Fete the Fellows
In early October, 2017, a trio of UVA Nursing faculty were inducted as Fellows of the American Academy of Nursing, among the highest professional honors a nurse may receive:
- Jann Balmer, clinical professor of nursing
- Beth Epstein, associate professor
- Richard Westphal, professor
The nation’s nearly 2,400 Fellows include leaders in education, management, practice and research who devote time and energy to the organization and engage with other health care leaders to transform the American health care system.
Balmer, Epstein and Westphal bring the School's national academy fellowships to 43, and its Fellows of the American Academy of Nursing to 30.
Balmer, an integral part of our Continuing Education programs as co-nurse planner, is a national expert on interprofessional education, chair of the ANCC commission on accreditation, and was the driver of the Alliance for Continuing Education in the Health Professions’ shift to include a nursing (not just medical) lens. In her dual role with the School of Medicine, where she’s director of Continuing Medical Education and an associate professor, she’s worked as an advisor to the School’s Leadership Partners in Healthcare Management program with Darden and a tireless champion of nurses.
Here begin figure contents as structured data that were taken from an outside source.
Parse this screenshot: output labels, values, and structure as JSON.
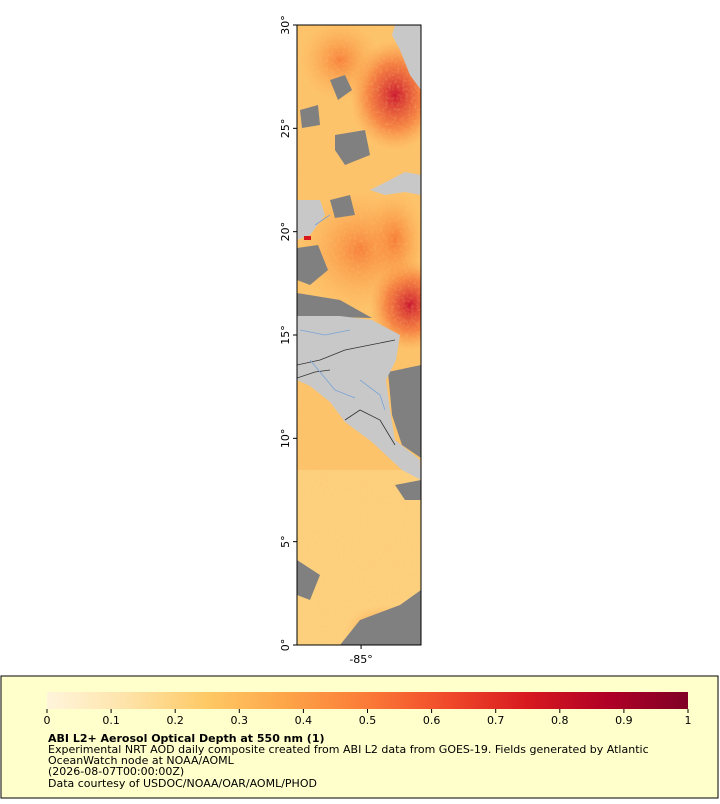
{
  "map": {
    "latlim": [
      0,
      30
    ],
    "lonlim": [
      -88.1,
      -82.1
    ],
    "lat_ticks": [
      {
        "value": 0,
        "label": "0°"
      },
      {
        "value": 5,
        "label": "5°"
      },
      {
        "value": 10,
        "label": "10°"
      },
      {
        "value": 15,
        "label": "15°"
      },
      {
        "value": 20,
        "label": "20°"
      },
      {
        "value": 25,
        "label": "25°"
      },
      {
        "value": 30,
        "label": "30°"
      }
    ],
    "lon_ticks": [
      {
        "value": -85,
        "label": "-85°"
      }
    ]
  },
  "colorbar": {
    "range": [
      0,
      1
    ],
    "ticks": [
      0,
      0.1,
      0.2,
      0.3,
      0.4,
      0.5,
      0.6,
      0.7,
      0.8,
      0.9,
      1
    ],
    "colors": [
      "#fff5dc",
      "#fee3a8",
      "#fec965",
      "#fda448",
      "#fb7a37",
      "#f04a2a",
      "#d7191f",
      "#b00026",
      "#800026"
    ]
  },
  "legend": {
    "title": "ABI L2+ Aerosol Optical Depth at 550 nm (1)",
    "lines": [
      "Experimental NRT AOD daily composite created from ABI L2 data from GOES-19. Fields generated by Atlantic",
      "OceanWatch node at NOAA/AOML",
      "(2026-08-07T00:00:00Z)",
      "Data courtesy of USDOC/NOAA/OAR/AOML/PHOD"
    ]
  }
}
Epstein, whose research focuses on pediatrics and moral distress, was a longtime NICU nurse before joining the School in 2007. A triple, `Hoo, widely-published and much-beloved by her students and colleagues, she earned the Lucie Kelly Faculty Leadership Award in 2012, the John Casteen Fellowship in Ethics in 2012, and the SON’s Alumni Excellence in Teaching Award in 2014. Last month, she was named to the American Society of Bioethics and Humanities board.
Westphal's four-year tenure at UVA belies his sizable impact. Prior to his 2013 arrival at UVA, he was head of the nursing research department at the Naval Medical Center in Portsmouth, Va., before becoming executive manager of the Navy and Marine Corps Psychological Health and Traumatic Brain Injury Programs at the Bureau of Medicine and Surgery and a captain in the U.S. Navy Nurse Corps. His important work on recognizing stress injuries among emergency personnel earned him, just last week, a regional award for outstanding contributions to EMS health and safety from the Thomas Jefferson EMS Council.